Taking away Sanchez's brilliant drive to end the half, Foles led the
Eagles to seven points on 99 yards, and a rating of 14.14. That mark
would have been thirteenth best in the NFL last season, and better than
the Birds' 15.10 notch for the 2013 year.
That's where the good news ends.
The Eagles' defense found themselves getting stretched like taffy,
thanks to that Williams interception (the defense would get no rest as
a result), and the Ifeanyi Momah fumble that stalled their first
offensive drive after one play. The unbalanced possession time put
heavy weight on the D, who gave up 237 first-half yards, and 21 points.
The Bendability rating: 11.29 (a touchdown every 79 yards). That number
would have been the worst in the NFL in 2013, digging beneath the
Redskins' putrid 11.85 metric.
The absence of four of the Eagles' presumed top-five corners (Williams
and Brandon Boykin to in-game pains, Nolan Carroll and Jaylen Watkins
didn't play) put heavy pressure on an exhausted D, namely a rock bottom
performance from Curtis Marsh, who stuck out like a sore thumb, and was
frequently targeted by Tom Brady and Jimmy Garoppolo.

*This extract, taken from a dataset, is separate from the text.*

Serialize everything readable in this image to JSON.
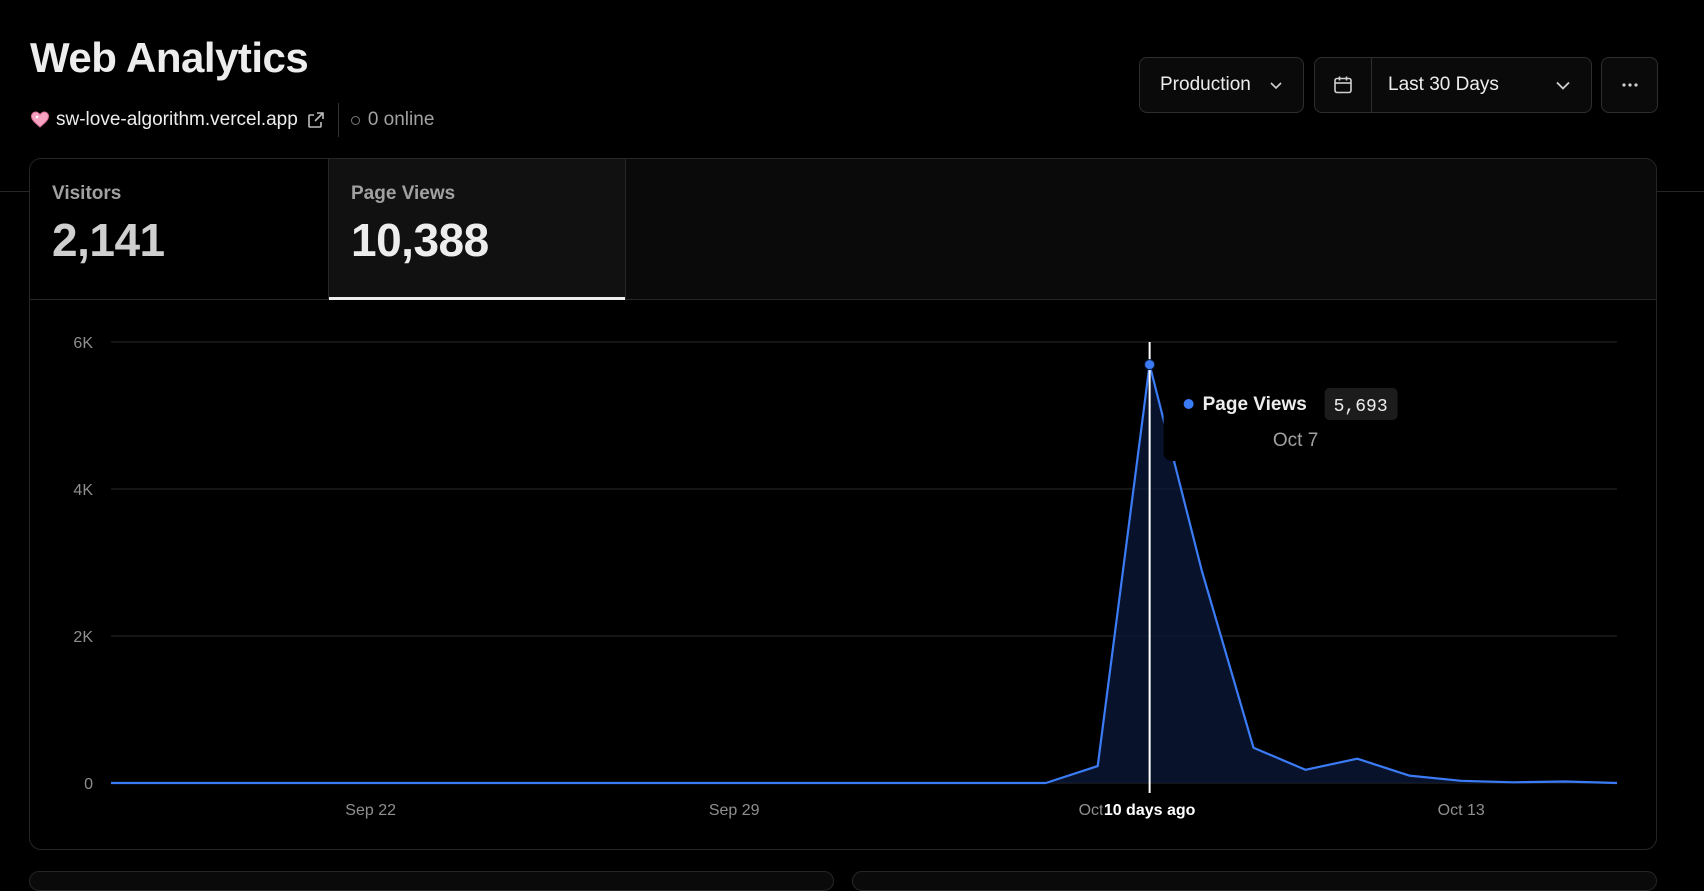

A few silver linings: due to the amount of plays the defense had to
endure early, the Eagles subbed in plenty of second-unit personnel, so
there was bound to be miscommunications between players (Travis Long
and Emmanuel Acho nod glumly). In addition, the run defense held their
own in the early going (namely hard work from Mychal Kendricks), before
exhaustion ultimately crippled the starters and back-ups.